歴史好きにはたまらない国です。ぞくぞくしちゃいます(笑)
ではでは。

■Rokoさん
トルコ、行きたいですよ〜。来年のために今から勉強しようかと。
まずは文化や慣習などからでしょうか。NGな行動とかあるのかな。

  • あおちゃん
  • 2006/08/24 1:09 PM

■苗坊さん
「家守綺譚」では植物が、本作では鸚鵡や驢馬等の動物がいい味を出してたと思います。
最後の鸚鵡の言葉はつらかったですね。数々の"違い"や"壁"を乗り越えて生まれた友情だっただけに、最後の言葉は胸に響きました。

  • あおちゃん
  • 2006/08/24 1:23 PM

■ゆうきさん
まだ"行く"ではなく"行きたい"というレベルで、具体的な計画はないのですが、
実現できたらと思ってます。

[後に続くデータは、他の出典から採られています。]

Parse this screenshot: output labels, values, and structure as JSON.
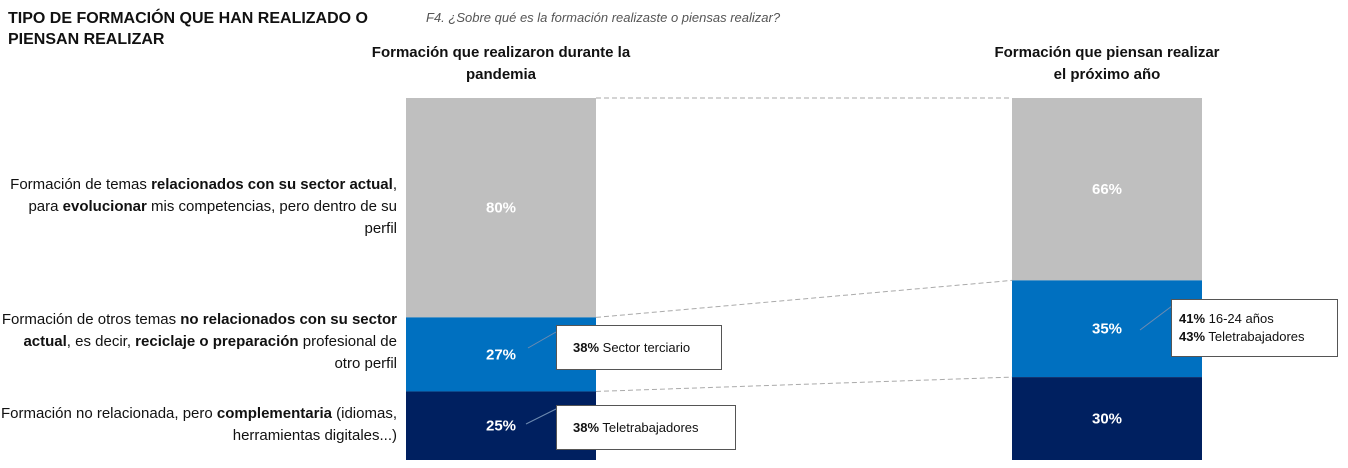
{
  "title": "TIPO DE FORMACIÓN QUE HAN REALIZADO O PIENSAN REALIZAR",
  "question": "F4. ¿Sobre qué es la formación realizaste o piensas realizar?",
  "colors": {
    "gray": "#bfbfbf",
    "blue": "#0070c0",
    "navy": "#002060"
  },
  "chart_data": {
    "type": "bar",
    "stacked": true,
    "categories": [
      "Formación que realizaron durante la pandemia",
      "Formación que piensan realizar el próximo año"
    ],
    "series": [
      {
        "name": "Formación de temas relacionados con su sector actual, para evolucionar mis competencias, pero dentro de su perfil",
        "values": [
          80,
          66
        ],
        "labels": [
          "80%",
          "66%"
        ]
      },
      {
        "name": "Formación de otros temas no relacionados con su sector actual, es decir, reciclaje o preparación profesional de otro perfil",
        "values": [
          27,
          35
        ],
        "labels": [
          "27%",
          "35%"
        ]
      },
      {
        "name": "Formación no relacionada, pero complementaria (idiomas, herramientas digitales...)",
        "values": [
          25,
          30
        ],
        "labels": [
          "25%",
          "30%"
        ]
      }
    ],
    "series_rich": [
      [
        {
          "t": "Formación de temas ",
          "b": false
        },
        {
          "t": "relacionados con su sector actual",
          "b": true
        },
        {
          "t": ", para ",
          "b": false
        },
        {
          "t": "evolucionar",
          "b": true
        },
        {
          "t": " mis competencias, pero dentro de su perfil",
          "b": false
        }
      ],
      [
        {
          "t": "Formación de otros temas ",
          "b": false
        },
        {
          "t": "no relacionados con su sector actual",
          "b": true
        },
        {
          "t": ", es decir, ",
          "b": false
        },
        {
          "t": "reciclaje o preparación",
          "b": true
        },
        {
          "t": " profesional de otro perfil",
          "b": false
        }
      ],
      [
        {
          "t": "Formación no relacionada, pero ",
          "b": false
        },
        {
          "t": "complementaria",
          "b": true
        },
        {
          "t": " (idiomas, herramientas digitales...)",
          "b": false
        }
      ]
    ],
    "annotations": [
      {
        "bold": "38%",
        "text": " Sector terciario"
      },
      {
        "bold": "38%",
        "text": " Teletrabajadores"
      },
      {
        "lines": [
          {
            "bold": "41%",
            "text": " 16-24 años"
          },
          {
            "bold": "43%",
            "text": " Teletrabajadores"
          }
        ]
      }
    ]
  }
}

海外慣れしていないので、たくさん準備しておかねば。
まずはパスポートの期限確認です(笑

  • あおちゃん
  • 2006/08/24 1:32 PM

トルコいいですよねー。
昔から♪飛んでイスタンブール♪と憧れてました(古っ!)。
日本人にすごく親切だというのも聞いたことあります。
モスクに遺跡に・・計画を立てるだけでも楽しそうです。いいなぁ・・。

  • june
  • 2006/08/26 3:16 PM

トルコ、なんだか遠い遠い国のような気がします。

鸚鵡のセリフが効いていましたね。
この本のタイトルをみるだけで、なんとなくラストを思い出し
悲しくなります。

■juneさん
昨日のF1トルコGPで街並みが映ったのですが、幻想的でうっとり。
はやく具体的な計画が練れればいいなぁと思ってます。
お金を貯めておかねば・・・。

  • あおちゃん
  • 2006/08/28 1:16 PM

■ななさん
序盤の展開からラストは想像できませんよね・・・。
読了後に見ると、表紙は確かに物悲しいです・・・。